ИЗ ИСТОРИИ ТЕКСТА СТИХОТВОРЕНИЙ АЛЕКСАНДРА БЛОКА
Известное посвящение «К Музе», открывающее теперь третий том, впервые было напечатано в «Русской мысли» (1913, № 11) в составе девяти строф. В издании 1916 г. перепечатано всего шесть строф. В издании 1921 г. восстановлены две строфы.
Другое стихотворение, не менее известное, «О жизни, догоревшей в хоре...» насчитывает в первой журнальной редакции восемь строф. Строфы IV и V отсутствуют в самой краткой редакции в издании 1916 г.; в предшествующих изданиях отсутствует только строфа IV; в двух последних обе строфы восстановлены, согласно журнальной редакции.

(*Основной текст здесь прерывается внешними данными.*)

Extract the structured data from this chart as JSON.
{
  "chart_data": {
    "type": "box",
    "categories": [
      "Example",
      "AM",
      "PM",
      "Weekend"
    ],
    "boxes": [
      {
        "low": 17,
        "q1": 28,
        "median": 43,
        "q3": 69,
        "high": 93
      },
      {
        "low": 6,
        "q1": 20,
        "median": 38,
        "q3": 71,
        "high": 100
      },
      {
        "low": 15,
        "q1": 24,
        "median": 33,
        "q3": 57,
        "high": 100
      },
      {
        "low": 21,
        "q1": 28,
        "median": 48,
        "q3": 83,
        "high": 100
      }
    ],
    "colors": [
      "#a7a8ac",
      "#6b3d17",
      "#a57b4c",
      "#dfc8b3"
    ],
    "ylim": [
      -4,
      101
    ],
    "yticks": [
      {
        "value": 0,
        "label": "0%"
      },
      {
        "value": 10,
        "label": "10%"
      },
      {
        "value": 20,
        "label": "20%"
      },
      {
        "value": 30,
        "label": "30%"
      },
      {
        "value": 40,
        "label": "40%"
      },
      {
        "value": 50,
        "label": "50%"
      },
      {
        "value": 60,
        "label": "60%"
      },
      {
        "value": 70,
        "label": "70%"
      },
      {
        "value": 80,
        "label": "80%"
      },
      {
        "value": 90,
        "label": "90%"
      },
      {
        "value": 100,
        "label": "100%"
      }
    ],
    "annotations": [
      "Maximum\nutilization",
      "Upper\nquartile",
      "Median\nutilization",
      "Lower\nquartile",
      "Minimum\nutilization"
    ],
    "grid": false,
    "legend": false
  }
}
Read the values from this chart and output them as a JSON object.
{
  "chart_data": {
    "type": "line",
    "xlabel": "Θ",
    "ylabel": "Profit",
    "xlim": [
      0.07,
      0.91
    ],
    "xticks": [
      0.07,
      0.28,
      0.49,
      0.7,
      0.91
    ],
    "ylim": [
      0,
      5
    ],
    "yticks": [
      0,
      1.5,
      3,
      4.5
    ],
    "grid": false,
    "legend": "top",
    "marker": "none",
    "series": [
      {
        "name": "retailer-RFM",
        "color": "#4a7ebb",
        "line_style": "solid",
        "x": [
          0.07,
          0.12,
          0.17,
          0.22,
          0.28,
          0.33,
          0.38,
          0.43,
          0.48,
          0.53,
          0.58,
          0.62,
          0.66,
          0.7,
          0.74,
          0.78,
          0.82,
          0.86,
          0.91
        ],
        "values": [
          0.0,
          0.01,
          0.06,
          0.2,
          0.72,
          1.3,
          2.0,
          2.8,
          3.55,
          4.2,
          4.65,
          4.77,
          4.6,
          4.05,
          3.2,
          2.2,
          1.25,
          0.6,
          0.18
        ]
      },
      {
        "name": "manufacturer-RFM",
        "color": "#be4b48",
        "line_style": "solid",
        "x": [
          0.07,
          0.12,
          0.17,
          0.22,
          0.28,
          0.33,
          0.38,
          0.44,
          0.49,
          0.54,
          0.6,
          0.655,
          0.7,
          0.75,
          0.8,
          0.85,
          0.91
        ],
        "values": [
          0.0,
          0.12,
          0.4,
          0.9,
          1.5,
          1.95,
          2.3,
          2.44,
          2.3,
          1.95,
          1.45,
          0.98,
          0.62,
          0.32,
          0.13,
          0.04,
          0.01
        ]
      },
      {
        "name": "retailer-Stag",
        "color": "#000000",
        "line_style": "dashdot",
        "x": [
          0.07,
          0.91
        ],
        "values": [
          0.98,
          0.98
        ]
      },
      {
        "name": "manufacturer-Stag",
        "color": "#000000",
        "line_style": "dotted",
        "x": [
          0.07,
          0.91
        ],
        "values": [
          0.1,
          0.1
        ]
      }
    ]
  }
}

В стихотворении «Русь» («Ты и во сне необычайна...») в издании 1916 г. пропущена строфа IX, присутствующая в первой журнальной редакции и в четырех остальных изданиях сборника «Земля в снегу».
Стихотворение, посвященное Н. Н. Волоховой («Я в дольний мир вошла, как в ложу...», имеет во всех изданиях, кроме издания 1916 г., метрически обособленную коду.
Наконец, из стихотворения, посвященного Венеции, напечатанного полностью в «Русской мысли» и в третьей книге стихотворений (издание 1921 г.), в издании 1916 г. Блок печатает лишь среднее четверостишие, исключая метрически обособленное вступление (4 стиха) и окончание (6 стихов).
1923 г.
ДРАМА АЛЕКСАНДРА БЛОКА «РОЗА И КРЕСТ»
Литературные источники
Глава I. Общий замысел
Драма Александра Блока «Роза и Крест» представляет существенно новый этап в развитии поэта по сравнению с его ранними лирическими драмами. Основная тема лирического творчества Блока — тема романтической любви — раскрывается в этом произведении (как и в стихотворениях третьего тома) в реальных драматических конфликтах и противоречиях, отражающих кризис романтического мировоззрения самого поэта.
Поэма «Возмездие» (1910 — 1921) — роман в стихах, в котором личные душевные конфликты развернуты на широком, эпическом фоне общественной жизни недавнего прошлого, жизни отцов, непосредственно определившей судьбу их детей, — перекликается в этом отношении с драмой «Роза и Крест» (1912), с ее новым для Блока объективным показом современной лирико-романтической темы, опрокинутой в исторические образы отдаленного, но созвучного поэту-романтику средневекового прошлого. Оба произведения, созданные между двух революций, свидетельствуют об одинаковой тенденции в творчестве крупнейшего поэта этого переходного времени — к выходу за пределы субъективной лирики и субъективно-идеалистического мировоззрения раннего символизма.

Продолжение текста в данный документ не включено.